Yea that's what I've been using - CAT5 and CAT6. Right now I's sitting here listening to a Fostex 6301B of the PGM from main control, and it's run from the rack room about 150 feet away, over four hops, two patchbays, and wall wiring into my office, and it sounds clear as if I was in the studio.
Don't forget the StudioHub™ system uses CAT5/6 cable, and it seems to work just fine. I've never heard anything about it being a problem. In fact, I used some spare StudioHub XLR-to-RJ45 adapters to wire the monitor hookup I speak of above. I used the CAT6 building wiring right to the wall jack in my office, and a 20-foot Ethernet cable with one end hacked off and replaced by an XLR connector on the blue pair.

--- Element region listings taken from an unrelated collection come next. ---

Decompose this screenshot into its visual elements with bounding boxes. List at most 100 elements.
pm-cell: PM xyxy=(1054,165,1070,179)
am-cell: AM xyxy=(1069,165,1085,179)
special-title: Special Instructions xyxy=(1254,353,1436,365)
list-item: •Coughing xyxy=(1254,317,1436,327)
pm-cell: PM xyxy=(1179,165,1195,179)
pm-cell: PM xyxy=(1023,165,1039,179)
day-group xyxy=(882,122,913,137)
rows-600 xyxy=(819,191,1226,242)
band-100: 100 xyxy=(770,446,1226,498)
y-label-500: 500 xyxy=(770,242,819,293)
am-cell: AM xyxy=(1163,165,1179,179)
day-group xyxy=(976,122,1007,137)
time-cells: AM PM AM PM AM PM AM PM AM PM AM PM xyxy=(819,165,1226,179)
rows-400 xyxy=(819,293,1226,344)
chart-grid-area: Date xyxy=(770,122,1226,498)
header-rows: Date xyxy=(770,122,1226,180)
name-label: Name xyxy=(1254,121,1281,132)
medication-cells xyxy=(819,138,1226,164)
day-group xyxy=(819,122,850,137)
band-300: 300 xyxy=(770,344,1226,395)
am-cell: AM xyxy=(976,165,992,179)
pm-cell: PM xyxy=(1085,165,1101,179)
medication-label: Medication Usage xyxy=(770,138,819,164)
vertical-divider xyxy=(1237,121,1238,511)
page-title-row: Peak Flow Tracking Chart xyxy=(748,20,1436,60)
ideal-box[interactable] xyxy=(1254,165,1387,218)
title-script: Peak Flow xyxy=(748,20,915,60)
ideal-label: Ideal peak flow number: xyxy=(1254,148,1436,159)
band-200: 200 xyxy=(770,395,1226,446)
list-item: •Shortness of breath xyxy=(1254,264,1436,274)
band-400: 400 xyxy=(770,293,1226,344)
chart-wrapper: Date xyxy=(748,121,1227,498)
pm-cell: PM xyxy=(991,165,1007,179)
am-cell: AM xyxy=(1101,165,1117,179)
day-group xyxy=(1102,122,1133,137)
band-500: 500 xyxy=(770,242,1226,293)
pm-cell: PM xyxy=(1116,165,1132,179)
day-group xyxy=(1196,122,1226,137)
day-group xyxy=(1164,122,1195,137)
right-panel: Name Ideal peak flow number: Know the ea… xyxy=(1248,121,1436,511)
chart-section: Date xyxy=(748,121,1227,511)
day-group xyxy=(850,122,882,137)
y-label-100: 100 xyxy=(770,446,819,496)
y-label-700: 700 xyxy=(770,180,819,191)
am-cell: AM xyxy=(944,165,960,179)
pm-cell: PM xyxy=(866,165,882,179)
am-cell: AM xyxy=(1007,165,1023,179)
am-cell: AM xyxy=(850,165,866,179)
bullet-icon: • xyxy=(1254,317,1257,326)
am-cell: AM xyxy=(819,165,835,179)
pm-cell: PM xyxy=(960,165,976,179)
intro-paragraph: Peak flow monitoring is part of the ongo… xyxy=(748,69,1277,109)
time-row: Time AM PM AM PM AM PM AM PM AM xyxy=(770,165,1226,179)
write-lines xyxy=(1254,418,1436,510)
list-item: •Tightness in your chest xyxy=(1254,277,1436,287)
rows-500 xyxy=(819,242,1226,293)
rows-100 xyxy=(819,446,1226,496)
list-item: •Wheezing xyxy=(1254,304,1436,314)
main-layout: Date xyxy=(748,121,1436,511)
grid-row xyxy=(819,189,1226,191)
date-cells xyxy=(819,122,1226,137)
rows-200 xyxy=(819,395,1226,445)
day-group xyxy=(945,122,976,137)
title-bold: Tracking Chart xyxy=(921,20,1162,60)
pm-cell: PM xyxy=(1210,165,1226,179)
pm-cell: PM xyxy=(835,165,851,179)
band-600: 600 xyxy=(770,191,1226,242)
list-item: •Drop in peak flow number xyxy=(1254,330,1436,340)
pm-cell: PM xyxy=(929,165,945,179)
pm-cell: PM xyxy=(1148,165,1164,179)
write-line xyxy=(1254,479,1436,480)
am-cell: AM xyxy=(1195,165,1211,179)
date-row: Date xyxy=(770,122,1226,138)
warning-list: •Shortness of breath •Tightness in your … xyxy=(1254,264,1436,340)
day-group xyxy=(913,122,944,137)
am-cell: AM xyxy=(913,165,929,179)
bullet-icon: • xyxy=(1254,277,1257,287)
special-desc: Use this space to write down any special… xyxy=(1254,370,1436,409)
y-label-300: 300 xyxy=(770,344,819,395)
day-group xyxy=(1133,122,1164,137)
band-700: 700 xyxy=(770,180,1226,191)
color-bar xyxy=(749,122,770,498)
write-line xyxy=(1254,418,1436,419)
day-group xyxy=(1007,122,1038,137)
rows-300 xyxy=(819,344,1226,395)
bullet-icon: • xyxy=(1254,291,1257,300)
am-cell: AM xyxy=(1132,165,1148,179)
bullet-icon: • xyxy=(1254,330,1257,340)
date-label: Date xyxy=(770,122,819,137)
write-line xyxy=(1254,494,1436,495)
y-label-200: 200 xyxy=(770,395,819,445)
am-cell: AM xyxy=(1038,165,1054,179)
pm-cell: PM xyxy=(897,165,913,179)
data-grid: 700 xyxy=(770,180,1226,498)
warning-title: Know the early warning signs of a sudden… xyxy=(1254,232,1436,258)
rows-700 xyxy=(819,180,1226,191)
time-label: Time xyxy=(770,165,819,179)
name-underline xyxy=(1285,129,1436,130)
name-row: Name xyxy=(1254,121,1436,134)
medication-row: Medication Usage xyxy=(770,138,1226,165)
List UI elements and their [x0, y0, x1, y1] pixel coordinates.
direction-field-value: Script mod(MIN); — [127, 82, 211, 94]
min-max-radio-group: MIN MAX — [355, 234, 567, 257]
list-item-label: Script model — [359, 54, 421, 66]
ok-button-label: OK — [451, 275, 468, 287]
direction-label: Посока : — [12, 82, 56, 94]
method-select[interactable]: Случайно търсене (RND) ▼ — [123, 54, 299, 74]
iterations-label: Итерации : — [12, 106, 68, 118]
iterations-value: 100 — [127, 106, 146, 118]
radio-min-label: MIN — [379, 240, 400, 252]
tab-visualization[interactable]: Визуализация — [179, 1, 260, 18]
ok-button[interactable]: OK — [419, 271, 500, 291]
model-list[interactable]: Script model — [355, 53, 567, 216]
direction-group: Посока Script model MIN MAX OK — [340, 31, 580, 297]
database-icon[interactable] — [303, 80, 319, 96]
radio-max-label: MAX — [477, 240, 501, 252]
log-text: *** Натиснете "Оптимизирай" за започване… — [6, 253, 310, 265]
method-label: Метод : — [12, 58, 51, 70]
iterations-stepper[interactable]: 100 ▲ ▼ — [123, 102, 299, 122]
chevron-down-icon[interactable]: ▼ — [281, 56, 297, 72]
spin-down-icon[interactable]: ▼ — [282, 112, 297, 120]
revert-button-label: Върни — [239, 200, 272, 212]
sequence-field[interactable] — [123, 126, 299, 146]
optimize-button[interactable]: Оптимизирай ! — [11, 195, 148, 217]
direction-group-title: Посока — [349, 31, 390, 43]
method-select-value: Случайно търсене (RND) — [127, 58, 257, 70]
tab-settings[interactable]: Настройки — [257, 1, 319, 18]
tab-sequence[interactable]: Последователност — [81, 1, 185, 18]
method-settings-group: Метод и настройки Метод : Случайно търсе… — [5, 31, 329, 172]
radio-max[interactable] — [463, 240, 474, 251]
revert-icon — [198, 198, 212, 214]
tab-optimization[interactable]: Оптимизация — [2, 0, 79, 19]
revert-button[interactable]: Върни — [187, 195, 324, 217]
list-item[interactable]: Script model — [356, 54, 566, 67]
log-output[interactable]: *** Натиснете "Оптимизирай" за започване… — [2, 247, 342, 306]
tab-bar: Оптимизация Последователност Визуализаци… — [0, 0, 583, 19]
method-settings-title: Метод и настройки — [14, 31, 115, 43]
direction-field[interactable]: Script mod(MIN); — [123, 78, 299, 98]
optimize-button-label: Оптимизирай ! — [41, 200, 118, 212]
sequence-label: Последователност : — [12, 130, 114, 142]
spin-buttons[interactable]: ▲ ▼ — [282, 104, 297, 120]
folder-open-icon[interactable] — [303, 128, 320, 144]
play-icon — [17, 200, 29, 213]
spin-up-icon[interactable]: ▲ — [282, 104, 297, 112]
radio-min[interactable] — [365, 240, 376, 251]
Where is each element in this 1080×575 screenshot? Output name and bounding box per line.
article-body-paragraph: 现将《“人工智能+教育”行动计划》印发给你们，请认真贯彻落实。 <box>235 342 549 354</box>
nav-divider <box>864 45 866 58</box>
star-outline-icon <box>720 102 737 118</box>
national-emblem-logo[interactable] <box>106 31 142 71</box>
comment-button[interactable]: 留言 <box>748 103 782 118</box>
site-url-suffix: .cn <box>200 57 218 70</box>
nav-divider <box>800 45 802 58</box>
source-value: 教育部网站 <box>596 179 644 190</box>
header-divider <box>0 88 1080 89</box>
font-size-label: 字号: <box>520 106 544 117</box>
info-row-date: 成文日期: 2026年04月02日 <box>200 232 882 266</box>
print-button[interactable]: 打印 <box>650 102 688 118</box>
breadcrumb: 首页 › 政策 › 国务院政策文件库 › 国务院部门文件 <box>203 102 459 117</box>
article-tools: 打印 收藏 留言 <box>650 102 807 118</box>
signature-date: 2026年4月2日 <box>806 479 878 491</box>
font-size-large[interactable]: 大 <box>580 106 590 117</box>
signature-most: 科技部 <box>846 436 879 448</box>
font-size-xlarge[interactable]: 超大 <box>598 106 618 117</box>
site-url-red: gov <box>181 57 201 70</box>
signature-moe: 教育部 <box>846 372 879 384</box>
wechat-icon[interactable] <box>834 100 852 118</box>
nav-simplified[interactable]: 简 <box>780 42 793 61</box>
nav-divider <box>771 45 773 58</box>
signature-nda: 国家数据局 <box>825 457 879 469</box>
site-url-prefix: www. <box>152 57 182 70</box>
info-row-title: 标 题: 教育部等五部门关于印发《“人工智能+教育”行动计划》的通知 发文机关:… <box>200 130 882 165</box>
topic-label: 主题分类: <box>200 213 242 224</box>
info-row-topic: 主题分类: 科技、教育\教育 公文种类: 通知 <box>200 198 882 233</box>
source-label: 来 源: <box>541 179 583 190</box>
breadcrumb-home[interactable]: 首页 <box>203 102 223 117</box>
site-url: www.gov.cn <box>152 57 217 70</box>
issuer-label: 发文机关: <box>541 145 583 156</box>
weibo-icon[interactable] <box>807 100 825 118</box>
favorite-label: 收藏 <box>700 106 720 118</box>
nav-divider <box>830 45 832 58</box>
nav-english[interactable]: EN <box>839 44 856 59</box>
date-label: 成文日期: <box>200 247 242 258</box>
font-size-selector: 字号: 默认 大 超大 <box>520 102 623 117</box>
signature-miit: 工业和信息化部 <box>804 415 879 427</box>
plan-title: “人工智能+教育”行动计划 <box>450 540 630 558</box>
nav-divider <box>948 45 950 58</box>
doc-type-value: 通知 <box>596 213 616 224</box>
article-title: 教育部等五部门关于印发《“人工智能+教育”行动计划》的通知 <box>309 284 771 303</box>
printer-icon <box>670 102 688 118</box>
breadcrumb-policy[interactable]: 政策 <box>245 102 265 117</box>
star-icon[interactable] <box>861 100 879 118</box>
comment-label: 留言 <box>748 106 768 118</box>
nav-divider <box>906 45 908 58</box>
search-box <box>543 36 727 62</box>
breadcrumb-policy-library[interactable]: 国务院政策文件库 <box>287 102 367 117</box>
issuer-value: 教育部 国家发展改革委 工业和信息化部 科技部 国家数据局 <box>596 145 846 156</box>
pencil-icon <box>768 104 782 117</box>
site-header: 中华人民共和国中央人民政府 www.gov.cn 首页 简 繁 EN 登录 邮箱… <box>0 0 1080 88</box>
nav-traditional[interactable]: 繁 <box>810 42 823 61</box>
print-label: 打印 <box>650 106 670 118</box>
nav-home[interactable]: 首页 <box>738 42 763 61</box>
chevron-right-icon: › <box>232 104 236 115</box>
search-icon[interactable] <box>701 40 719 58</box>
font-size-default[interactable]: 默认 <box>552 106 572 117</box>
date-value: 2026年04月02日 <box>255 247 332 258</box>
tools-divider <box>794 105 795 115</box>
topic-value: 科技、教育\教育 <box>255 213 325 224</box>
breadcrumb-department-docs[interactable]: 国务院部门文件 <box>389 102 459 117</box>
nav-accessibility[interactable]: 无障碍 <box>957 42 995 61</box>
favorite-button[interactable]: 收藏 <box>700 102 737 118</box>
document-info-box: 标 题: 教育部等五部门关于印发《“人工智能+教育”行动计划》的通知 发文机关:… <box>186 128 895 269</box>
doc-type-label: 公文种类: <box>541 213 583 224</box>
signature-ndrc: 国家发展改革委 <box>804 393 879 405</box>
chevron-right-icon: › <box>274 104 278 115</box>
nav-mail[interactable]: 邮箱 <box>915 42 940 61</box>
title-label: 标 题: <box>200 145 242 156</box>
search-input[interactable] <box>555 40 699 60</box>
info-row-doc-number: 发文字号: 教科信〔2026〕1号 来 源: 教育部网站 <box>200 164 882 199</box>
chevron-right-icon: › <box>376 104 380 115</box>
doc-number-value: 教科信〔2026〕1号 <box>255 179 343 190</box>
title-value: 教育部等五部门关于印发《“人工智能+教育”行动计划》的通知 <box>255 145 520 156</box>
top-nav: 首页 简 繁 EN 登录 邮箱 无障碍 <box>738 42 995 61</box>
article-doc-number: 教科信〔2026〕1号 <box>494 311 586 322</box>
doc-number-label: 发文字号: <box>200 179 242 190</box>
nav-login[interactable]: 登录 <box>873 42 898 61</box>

And, to widen the discussion from my original question about unshielded interconnect wire, one might ask, what is it exactly? It looks like just a single pair of what's in a CAT5/6 cable, right? Well, as I understand it, "it's all in the twist", which is a phrase I saw somewhere once. Interconnect wire and 10mbps Ethernet is CAT3, 100mbps is CAT5, and 1000mbps is CAT6, each with an increasing tightness & precision of the twist, the purpose being more perfect nulling. And they are all backwards compatible, so CAT3 is for audio, so CAT5/6 should work for audio too, but have cleaner transmission.
I have considered that using shielded CAT5/6 between patchbays and wall jacks, with the shields all centrally grounded and not passed through to the jacks would be an excellent happy-medium between shielded and not.
I have to say that if we ever remodel or move this place any time soon, and we're not all-digital by then, I will wire EVERYTHING with CAT6 - even the audio between studios & racks. Unless by then doing everything with fiber is cost effective, but that would requires us to be digital, and by then if we're not 100% digital behind the mics & cans, it'd just be kinda silly.